Correlation Between Fidelity Small and Massmutual Select
Can any of the company-specific risk be diversified away by investing in both Fidelity Small and Massmutual Select at the same time? Although using a correlation coefficient on its own may not help to predict future stock returns, this module helps to understand the diversifiable risk of combining Fidelity Small and Massmutual Select into the same portfolio, which is an essential part of the fundamental portfolio management process.
By analyzing existing cross correlation between Fidelity Small Cap and Massmutual Select T, you can compare the effects of market volatilities on Fidelity Small and Massmutual Select and check how they will diversify away market risk if combined in the same portfolio for a given time horizon. You can also utilize pair trading strategies of matching a long position in Fidelity Small with a short position of Massmutual Select. Check out your portfolio center. Please also check ongoing floating volatility patterns of Fidelity Small and Massmutual Select.
Diversification Opportunities for Fidelity Small and Massmutual Select
0.74 | Correlation Coefficient |
Poor diversification
The 3 months correlation between Fidelity and Massmutual is 0.74. Overlapping area represents the amount of risk that can be diversified away by holding Fidelity Small Cap and Massmutual Select T in the same portfolio, assuming nothing else is changed. The correlation between historical prices or returns on Massmutual Select and Fidelity Small is a relative statistical measure of the degree to which these equity instruments tend to move together. The correlation coefficient measures the extent to which returns on Fidelity Small Cap are associated (or correlated) with Massmutual Select. Values of the correlation coefficient range from -1 to +1, where. The correlation of zero (0) is possible when the price movement of Massmutual Select has no effect on the direction of Fidelity Small i.e., Fidelity Small and Massmutual Select go up and down completely randomly.
Pair Corralation between Fidelity Small and Massmutual Select
Assuming the 90 days horizon Fidelity Small Cap is expected to generate 1.34 times more return on investment than Massmutual Select. However, Fidelity Small is 1.34 times more volatile than Massmutual Select T. It trades about 0.04 of its potential returns per unit of risk. Massmutual Select T is currently generating about 0.03 per unit of risk. If you would invest 1,861 in Fidelity Small Cap on October 24, 2024 and sell it today you would earn a total of 293.00 from holding Fidelity Small Cap or generate 15.74% return on investment over 90 days.

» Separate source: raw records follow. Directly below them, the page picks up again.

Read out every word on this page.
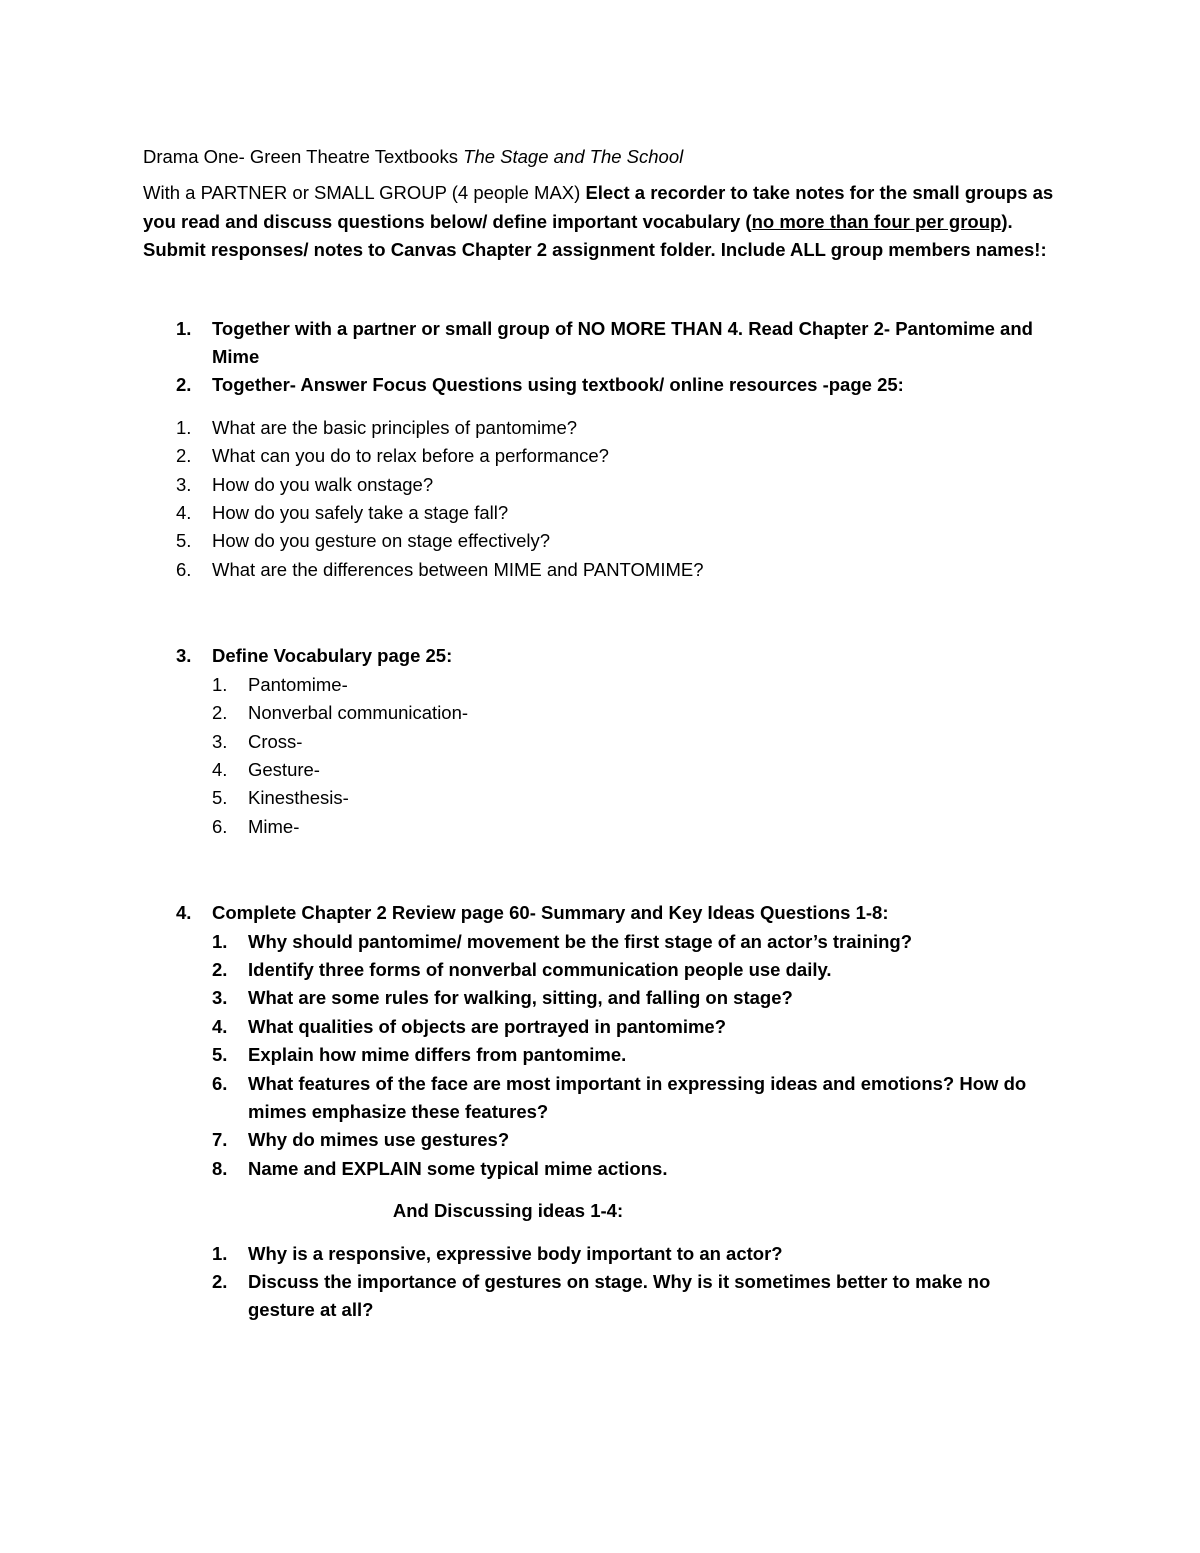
Drama One- Green Theatre Textbooks The Stage and The School

With a PARTNER or SMALL GROUP (4 people MAX) Elect a recorder to take notes for the small groups as you read and discuss questions below/ define important vocabulary (no more than four per group). Submit responses/ notes to Canvas Chapter 2 assignment folder. Include ALL group members names!:

1.	Together with a partner or small group of NO MORE THAN 4. Read Chapter 2- Pantomime and Mime
2.	Together- Answer Focus Questions using textbook/ online resources -page 25:
1.	What are the basic principles of pantomime?
2.	What can you do to relax before a performance?
3.	How do you walk onstage?
4.	How do you safely take a stage fall?
5.	How do you gesture on stage effectively?
6.	What are the differences between MIME and PANTOMIME?
3.	Define Vocabulary page 25:
1.	Pantomime-
2.	Nonverbal communication-
3.	Cross-
4.	Gesture-
5.	Kinesthesis-
6.	Mime-
4.	Complete Chapter 2 Review page 60- Summary and Key Ideas Questions 1-8:
1.	Why should pantomime/ movement be the first stage of an actor’s training?
2.	Identify three forms of nonverbal communication people use daily.
3.	What are some rules for walking, sitting, and falling on stage?
4.	What qualities of objects are portrayed in pantomime?
5.	Explain how mime differs from pantomime.
6.	What features of the face are most important in expressing ideas and emotions? How do mimes emphasize these features?
7.	Why do mimes use gestures?
8.	Name and EXPLAIN some typical mime actions.

And Discussing ideas 1-4:

1.	Why is a responsive, expressive body important to an actor?
2.	Discuss the importance of gestures on stage. Why is it sometimes better to make no gesture at all?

Time Period | 3 Months [change] |
Direction | Moves Together |
Strength | Significant |
Accuracy | 99.74% |
Values | Daily Returns |
Fidelity Small Cap vs. Massmutual Select T
Performance |
Timeline |
Fidelity Small Cap |
Massmutual Select |
Fidelity Small and Massmutual Select Volatility Contrast
Predicted Return Density |
Returns |
Pair Trading with Fidelity Small and Massmutual Select
The main advantage of trading using opposite Fidelity Small and Massmutual Select positions is that it hedges away some unsystematic risk. Because of two separate transactions, even if Fidelity Small position performs unexpectedly, Massmutual Select can make up some of the losses. Pair trading also minimizes risk from directional movements in the market. For example, if an entire industry or sector drops because of unexpected headlines, the short position in Massmutual Select will offset losses from the drop in Massmutual Select's long position.Fidelity Small vs. Fidelity Small Cap | Fidelity Small vs. Fidelity Small Cap | Fidelity Small vs. Fidelity Mid Cap | Fidelity Small vs. Fidelity Advisor Value |
Massmutual Select vs. Calamos Dynamic Convertible | Massmutual Select vs. Allianzgi Convertible Income | Massmutual Select vs. Advent Claymore Convertible | Massmutual Select vs. Putnam Convertible Securities |
Check out your portfolio center.Note that this page's information should be used as a complementary analysis to find the right mix of equity instruments to add to your existing portfolios or create a brand new portfolio. You can also try the Odds Of Bankruptcy module to get analysis of equity chance of financial distress in the next 2 years.